私の小屋の周りには、春には春の,夏には夏の、そして、秋には秋の花が咲く。
春に初めて花を見つけた時、冬のモノトーンの景色を見慣れた目には,淡いピンク色の花でさえもとても色鮮やかに感じる。
今,秋の始まりに、ススキや背の低いネコジャラシの群生が光りながら風に揺れ、イヌタデやミゾソバがピンクの淡い麻布をふんわり広げたように咲いている。
その中で一際背が高く背筋を伸ばした姿で川原や土手に咲くシシウドの花に、私はここで始めて出会った。
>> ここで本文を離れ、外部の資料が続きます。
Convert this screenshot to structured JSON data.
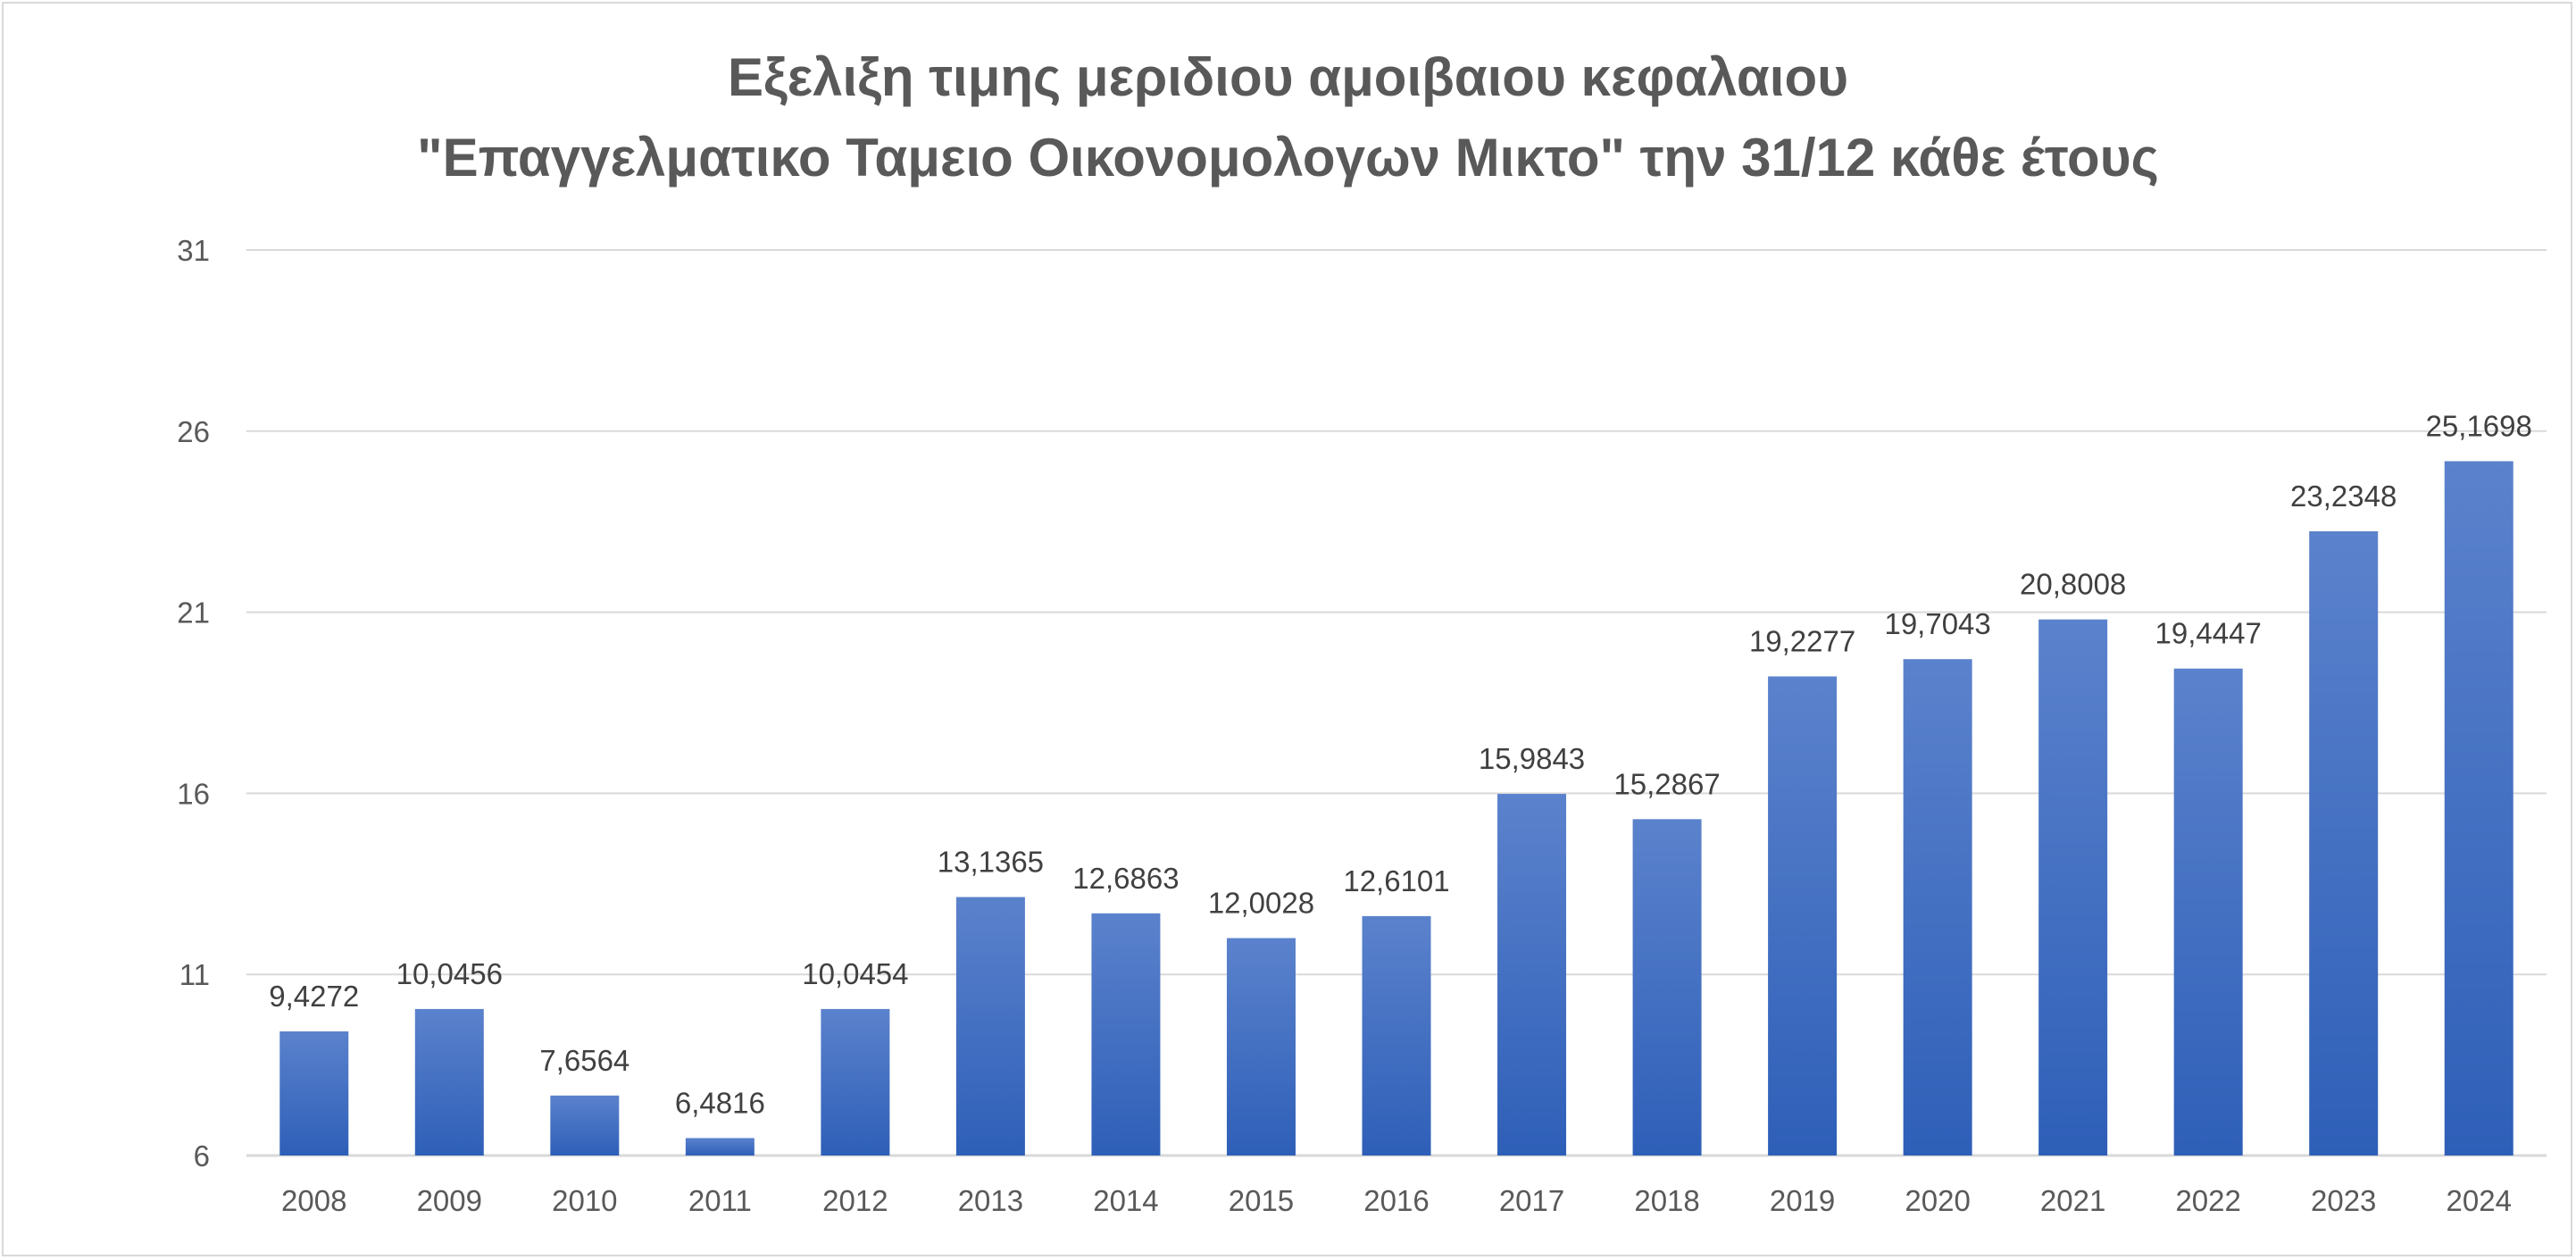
{
  "chart_data": {
    "type": "bar",
    "title": "Εξελιξη τιμης μεριδιου αμοιβαιου κεφαλαιου",
    "subtitle": "\"Επαγγελματικο Ταμειο Οικονομολογων Μικτο\" την 31/12 κάθε έτους",
    "xlabel": "",
    "ylabel": "",
    "categories": [
      "2008",
      "2009",
      "2010",
      "2011",
      "2012",
      "2013",
      "2014",
      "2015",
      "2016",
      "2017",
      "2018",
      "2019",
      "2020",
      "2021",
      "2022",
      "2023",
      "2024"
    ],
    "values": [
      9.4272,
      10.0456,
      7.6564,
      6.4816,
      10.0454,
      13.1365,
      12.6863,
      12.0028,
      12.6101,
      15.9843,
      15.2867,
      19.2277,
      19.7043,
      20.8008,
      19.4447,
      23.2348,
      25.1698
    ],
    "data_labels": [
      "9,4272",
      "10,0456",
      "7,6564",
      "6,4816",
      "10,0454",
      "13,1365",
      "12,6863",
      "12,0028",
      "12,6101",
      "15,9843",
      "15,2867",
      "19,2277",
      "19,7043",
      "20,8008",
      "19,4447",
      "23,2348",
      "25,1698"
    ],
    "ylim": [
      6,
      31
    ],
    "yticks": [
      "6",
      "11",
      "16",
      "21",
      "26",
      "31"
    ],
    "grid": true,
    "legend": "none",
    "colors": {
      "bar_top": "#5b82cc",
      "bar_bottom": "#2e5fb8",
      "grid": "#d9d9d9",
      "text": "#595959",
      "label": "#404040"
    }
  }
}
でも花瓶に挿して眺めてはいけない。凛とした姿からは思いもしない水を腐らせた様な匂い、茎から流れるドロドロの液体。
「ごめん、秘密をばらしてしまったね」
山の中、道路脇の斜面。どこにでも咲いているアケボノソウ。
山野草の中でも、優等生で知的な風情を醸し出している花だ。白のブラウスを着て,淡い緑のスカートをはいている。決して大きな声で笑ったりしない。
山の斜面や道路脇のどこにでも咲いている。何時も下を向き,決して上を向いたりしない。初夏に咲く薊は上を向き蝶を呼んでいる。しっかり者の薊と違い,カガノアザミは細い茎を風が吹けばユラユラ揺らす。花が終われば次の春、淡い緑のピンポン玉の様な袋を作る。うつむき加減で気が弱そうなのに、ちょっと油断出来ない。「心理学者の様な事を言うなって?」
長芋に芽が出たので植えておいたら,蔓が伸びムカゴまで出来た。ムカゴご飯にする程は採れない。ただ、今はこの生命力に感心している。
山のあちこちでもムカゴは採れる。その前を通っても,今日は袋を持っていない、今日は急いでいる等々の理由をつけては素通りしている。
そんなに食べたいとも思わないのだろう。きっと。